Kashodo Hall
Located beside the main hall, the two-story Kashodo Hall is Hokokuji Temple’s second major building. The top floor is a drawing room, while the ground floor is used for zazen meditation and Buddhist memorial services. The hall is not generally open to the public.
On Sunday mornings the hall hosts a weekly meditation session on the first floor. Everyone is welcome, although the classes are in Japanese and can be quite challenging for casual participants. Students and monks must sit or kneel for long periods on a thin cushion on the floor in silent contemplation. Wooden plaques on the wall list the names of regular attendees, some of whom have been coming to meditate at Hokokuji for 50 years.
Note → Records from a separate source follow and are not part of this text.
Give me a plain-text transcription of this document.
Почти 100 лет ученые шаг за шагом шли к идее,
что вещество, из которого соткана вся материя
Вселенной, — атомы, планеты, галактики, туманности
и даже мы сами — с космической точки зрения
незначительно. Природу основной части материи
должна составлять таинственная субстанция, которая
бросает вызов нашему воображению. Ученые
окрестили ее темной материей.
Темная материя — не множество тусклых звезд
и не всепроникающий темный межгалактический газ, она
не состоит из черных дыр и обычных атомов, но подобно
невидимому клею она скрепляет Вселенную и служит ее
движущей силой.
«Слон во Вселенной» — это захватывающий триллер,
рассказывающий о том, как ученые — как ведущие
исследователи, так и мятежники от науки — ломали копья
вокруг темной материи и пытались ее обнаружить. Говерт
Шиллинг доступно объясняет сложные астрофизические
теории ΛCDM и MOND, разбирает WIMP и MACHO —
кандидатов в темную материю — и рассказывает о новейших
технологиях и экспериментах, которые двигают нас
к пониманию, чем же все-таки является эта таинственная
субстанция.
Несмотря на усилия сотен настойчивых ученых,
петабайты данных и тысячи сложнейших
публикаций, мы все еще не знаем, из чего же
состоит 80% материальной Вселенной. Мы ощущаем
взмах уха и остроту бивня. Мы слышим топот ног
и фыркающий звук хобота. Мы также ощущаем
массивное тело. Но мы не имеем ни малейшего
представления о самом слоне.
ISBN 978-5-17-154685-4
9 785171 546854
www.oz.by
Two statues are enshrined in the open inner sanctum at the front of the hall. One is an exceptionally detailed wooden statue of the temple’s founding priest, Tengan Eko (1273–1335), seated in a chair. The statue’s smooth contours make it look more like clay than wood. It dates to 1347 and survived the Great Kanto Earthquake in 1923, which leveled many of the temple buildings. Beside it is a statue of Kassapa Buddha wearing a flowing red and blue robe. This statue is a replica—the original, destroyed in a fire in 1800, was made by the famous Buddhist sculptor Takuma Hogen.
There is a small garden behind the Kashodo Hall, believed to have been designed by Tengan Eko. It is a typical Zen rock garden, with a carp pond and stream, surrounded by trees and bounded by the temple’s bamboo grove.